В нашем, последнем, человек 400. С каждой минутой поголовье увеличивается. На площади Давида, как видно, сняли осаду. Вечером по израильскому телеканалу RTVI сообщат, что численность пришедших засвидетельствовать Чудо составила 17 000 человек. Интересно, это по пропускам – или нас тоже посчитали?


Сзади подпирают. Повышается градус давки. Отжимая толпу, полицейские, в основном цветные, вещают что-то в мегафоны. Медбратья уводят под руки хромающую женщину.


Утюжа края толпы, вёрткие и ушлые арабы не упускают возможности для наживы. "Бубьлык-бубьлык… Свещи-свещи... Лямбадкя..." Раскладные стульчики при стартовой цене 50 долларов "уходят" по 25. Некоторые приноравливаются спать на них сидя. Иные спят стоя – подпираемые со всех сторон.

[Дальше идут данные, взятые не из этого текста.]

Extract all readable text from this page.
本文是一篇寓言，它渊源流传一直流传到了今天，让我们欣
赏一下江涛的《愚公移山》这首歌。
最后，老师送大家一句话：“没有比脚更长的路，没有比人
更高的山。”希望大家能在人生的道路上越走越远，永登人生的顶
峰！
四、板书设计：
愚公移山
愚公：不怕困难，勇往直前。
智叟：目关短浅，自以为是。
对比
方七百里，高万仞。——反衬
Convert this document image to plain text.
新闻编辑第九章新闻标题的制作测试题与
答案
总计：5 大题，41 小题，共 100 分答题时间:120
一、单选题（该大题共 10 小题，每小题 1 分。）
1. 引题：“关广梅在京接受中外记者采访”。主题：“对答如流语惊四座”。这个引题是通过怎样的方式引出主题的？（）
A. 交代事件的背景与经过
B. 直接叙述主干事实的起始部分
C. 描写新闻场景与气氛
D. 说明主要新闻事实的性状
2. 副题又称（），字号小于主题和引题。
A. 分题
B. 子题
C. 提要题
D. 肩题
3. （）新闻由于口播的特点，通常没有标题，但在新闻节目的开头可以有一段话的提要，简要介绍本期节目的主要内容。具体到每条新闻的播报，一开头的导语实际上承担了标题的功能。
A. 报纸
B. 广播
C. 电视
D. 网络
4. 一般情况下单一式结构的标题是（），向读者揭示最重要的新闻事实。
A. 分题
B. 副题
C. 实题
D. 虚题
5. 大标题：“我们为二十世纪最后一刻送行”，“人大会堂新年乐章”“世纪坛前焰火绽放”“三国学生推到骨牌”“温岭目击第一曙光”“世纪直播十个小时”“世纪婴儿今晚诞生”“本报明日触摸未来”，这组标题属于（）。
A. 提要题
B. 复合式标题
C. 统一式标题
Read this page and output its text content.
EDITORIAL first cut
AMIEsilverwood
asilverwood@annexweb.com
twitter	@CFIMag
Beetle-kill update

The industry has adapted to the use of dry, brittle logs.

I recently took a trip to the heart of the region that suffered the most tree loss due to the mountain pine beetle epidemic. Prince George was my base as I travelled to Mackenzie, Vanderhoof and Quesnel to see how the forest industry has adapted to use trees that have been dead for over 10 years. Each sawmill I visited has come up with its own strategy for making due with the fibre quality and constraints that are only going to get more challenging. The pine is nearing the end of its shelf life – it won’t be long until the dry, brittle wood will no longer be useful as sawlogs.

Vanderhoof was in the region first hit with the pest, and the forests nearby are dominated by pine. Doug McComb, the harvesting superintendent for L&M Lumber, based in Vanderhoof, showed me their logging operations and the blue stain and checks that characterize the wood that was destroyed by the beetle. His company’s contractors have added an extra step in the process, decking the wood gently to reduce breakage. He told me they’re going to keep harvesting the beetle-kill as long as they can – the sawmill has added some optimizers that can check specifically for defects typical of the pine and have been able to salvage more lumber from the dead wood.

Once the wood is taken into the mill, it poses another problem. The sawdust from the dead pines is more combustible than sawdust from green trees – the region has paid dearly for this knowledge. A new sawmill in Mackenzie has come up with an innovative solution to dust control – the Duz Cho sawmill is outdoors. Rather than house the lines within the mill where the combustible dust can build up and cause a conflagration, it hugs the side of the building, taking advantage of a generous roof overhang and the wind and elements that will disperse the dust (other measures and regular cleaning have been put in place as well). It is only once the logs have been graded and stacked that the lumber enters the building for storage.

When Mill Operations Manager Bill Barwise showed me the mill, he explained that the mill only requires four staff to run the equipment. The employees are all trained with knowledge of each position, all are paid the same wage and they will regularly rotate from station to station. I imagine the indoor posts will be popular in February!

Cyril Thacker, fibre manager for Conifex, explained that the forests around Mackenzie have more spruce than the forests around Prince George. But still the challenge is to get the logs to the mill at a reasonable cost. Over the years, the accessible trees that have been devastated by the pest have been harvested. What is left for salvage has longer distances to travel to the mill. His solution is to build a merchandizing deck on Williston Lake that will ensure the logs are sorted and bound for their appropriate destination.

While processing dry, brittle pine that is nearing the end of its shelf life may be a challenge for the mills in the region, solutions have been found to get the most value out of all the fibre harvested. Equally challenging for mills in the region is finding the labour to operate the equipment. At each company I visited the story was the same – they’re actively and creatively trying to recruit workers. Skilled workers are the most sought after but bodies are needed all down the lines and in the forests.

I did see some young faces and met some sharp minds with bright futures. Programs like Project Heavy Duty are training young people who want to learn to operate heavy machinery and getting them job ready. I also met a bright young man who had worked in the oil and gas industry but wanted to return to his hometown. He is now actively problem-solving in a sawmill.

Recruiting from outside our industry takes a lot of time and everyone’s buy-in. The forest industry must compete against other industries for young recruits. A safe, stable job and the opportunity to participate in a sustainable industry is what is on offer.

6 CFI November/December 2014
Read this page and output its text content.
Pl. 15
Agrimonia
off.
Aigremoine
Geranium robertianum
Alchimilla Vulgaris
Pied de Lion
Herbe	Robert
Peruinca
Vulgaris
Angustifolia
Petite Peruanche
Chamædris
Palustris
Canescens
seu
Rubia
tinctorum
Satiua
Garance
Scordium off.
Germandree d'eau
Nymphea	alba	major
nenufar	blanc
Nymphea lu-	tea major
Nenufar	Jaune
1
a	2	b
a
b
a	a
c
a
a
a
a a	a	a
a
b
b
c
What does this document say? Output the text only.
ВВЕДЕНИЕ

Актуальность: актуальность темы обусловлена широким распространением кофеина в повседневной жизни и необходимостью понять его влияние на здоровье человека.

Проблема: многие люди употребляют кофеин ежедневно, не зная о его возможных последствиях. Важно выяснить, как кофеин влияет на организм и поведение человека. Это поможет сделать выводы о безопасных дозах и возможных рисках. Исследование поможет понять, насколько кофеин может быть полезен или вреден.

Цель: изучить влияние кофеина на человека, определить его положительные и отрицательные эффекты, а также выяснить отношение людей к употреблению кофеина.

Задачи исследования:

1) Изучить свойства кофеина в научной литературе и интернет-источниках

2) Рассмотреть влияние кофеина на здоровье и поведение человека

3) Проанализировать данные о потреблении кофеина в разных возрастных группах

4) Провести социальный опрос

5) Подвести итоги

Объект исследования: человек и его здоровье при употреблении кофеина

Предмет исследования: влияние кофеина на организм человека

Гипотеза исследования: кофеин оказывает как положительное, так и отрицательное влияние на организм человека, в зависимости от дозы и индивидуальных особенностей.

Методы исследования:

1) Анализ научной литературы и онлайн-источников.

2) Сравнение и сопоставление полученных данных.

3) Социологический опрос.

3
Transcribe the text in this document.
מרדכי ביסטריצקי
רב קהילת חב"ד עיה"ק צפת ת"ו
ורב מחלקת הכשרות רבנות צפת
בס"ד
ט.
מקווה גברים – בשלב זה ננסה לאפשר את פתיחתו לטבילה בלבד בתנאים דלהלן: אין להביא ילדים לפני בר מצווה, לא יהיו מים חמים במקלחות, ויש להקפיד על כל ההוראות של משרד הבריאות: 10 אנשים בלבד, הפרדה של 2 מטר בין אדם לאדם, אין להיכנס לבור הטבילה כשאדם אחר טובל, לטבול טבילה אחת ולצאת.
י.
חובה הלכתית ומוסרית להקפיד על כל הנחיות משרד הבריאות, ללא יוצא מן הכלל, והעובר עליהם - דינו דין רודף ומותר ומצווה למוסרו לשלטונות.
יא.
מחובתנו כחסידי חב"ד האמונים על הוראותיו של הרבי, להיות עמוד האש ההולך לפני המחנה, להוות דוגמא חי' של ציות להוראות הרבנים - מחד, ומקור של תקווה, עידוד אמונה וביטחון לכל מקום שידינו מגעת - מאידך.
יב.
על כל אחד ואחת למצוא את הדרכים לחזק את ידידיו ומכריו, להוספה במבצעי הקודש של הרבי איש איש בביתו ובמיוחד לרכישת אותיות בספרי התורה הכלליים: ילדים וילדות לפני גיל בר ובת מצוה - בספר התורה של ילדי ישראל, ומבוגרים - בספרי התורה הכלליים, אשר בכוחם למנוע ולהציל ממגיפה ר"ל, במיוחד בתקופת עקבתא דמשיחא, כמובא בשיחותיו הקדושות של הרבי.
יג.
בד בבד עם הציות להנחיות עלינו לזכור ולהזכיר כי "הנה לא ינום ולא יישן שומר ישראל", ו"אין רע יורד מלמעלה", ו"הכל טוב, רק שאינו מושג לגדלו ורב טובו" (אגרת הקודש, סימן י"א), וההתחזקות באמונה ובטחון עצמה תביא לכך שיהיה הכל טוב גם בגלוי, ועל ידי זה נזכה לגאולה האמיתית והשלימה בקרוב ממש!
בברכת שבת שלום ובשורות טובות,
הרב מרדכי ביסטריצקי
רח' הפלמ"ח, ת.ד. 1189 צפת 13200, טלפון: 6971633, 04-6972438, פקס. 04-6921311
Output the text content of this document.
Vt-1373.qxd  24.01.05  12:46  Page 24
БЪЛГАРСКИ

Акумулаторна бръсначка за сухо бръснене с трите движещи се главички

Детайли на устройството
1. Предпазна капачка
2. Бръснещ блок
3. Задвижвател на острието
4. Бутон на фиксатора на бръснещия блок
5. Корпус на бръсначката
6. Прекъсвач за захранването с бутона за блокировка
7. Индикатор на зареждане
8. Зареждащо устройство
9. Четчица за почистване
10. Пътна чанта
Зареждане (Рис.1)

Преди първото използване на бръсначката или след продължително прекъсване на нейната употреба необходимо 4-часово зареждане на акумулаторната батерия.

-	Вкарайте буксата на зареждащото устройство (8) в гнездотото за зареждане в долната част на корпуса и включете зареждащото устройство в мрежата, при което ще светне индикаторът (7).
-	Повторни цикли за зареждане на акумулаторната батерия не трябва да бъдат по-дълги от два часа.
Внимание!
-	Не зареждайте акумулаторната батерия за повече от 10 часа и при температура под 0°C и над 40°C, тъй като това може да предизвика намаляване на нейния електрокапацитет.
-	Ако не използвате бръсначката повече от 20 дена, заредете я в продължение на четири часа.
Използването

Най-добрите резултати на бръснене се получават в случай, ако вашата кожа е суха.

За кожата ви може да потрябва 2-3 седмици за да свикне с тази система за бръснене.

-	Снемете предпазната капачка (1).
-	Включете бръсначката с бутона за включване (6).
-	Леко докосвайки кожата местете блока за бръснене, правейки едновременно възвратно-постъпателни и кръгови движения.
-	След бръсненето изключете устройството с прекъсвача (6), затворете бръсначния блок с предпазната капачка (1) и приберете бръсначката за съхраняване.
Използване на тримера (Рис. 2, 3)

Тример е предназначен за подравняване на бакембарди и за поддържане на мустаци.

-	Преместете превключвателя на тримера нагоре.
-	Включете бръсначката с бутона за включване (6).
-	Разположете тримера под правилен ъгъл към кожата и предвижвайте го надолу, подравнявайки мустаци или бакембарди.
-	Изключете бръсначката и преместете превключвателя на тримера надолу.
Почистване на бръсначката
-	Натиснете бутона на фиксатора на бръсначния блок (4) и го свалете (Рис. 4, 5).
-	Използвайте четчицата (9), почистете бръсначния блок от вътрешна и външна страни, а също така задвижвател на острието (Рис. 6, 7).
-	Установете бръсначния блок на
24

Поддавшись очередному искушению и вывинтившись из спрессованной человеческой плоти – купить арабский калач, едва не спотыкаюсь о знакомую. На Рождество прошлого года мы были в одной группе – здесь же, в Израиле. Она сидит прямо на каменном тротуаре, вытянув уставшие ноги. В глазах – апатия. Рассказывает, что год назад также была тут на Пасху и не смогла попасть в Храм. А вчера они заняли место с вечера. Полиция прогнала всех – вначале из Храма, а потом – вообще из Старого города. Впереди шли девушки-полицейские, кричали "гоу!-гоу!" Потом пошли бойцы в чёрных масках, с дубинками и в перчатках с кастетами. Было очень страшно. Гоняли несчастных всю ночь. И только утром они прибились к "своим". Пытаюсь утешить: полицейских винить не стоит, они выполняли приказ. Она кивает, но как-то вяло. Без явного согласия. Рядом с нею сидят такие же русские "матушки". В чёрных одеждах. Усталые. Милые. Добрые. Жалко их…


Для паломников схождение Огня – Чудо Божие, для полицейских – операция "Чудо". (Из газет позднее узнаю, что подразделение "Давид", несущее службу в этом квартале Старого города, составляющее в обычные дни 500 бойцов, в Великую субботу было усилено на две тысячи).


Толкаются. Особенно почему-то поляки. Перенял польское: "Нэ пхайтэся!" Применяю. Не помогает.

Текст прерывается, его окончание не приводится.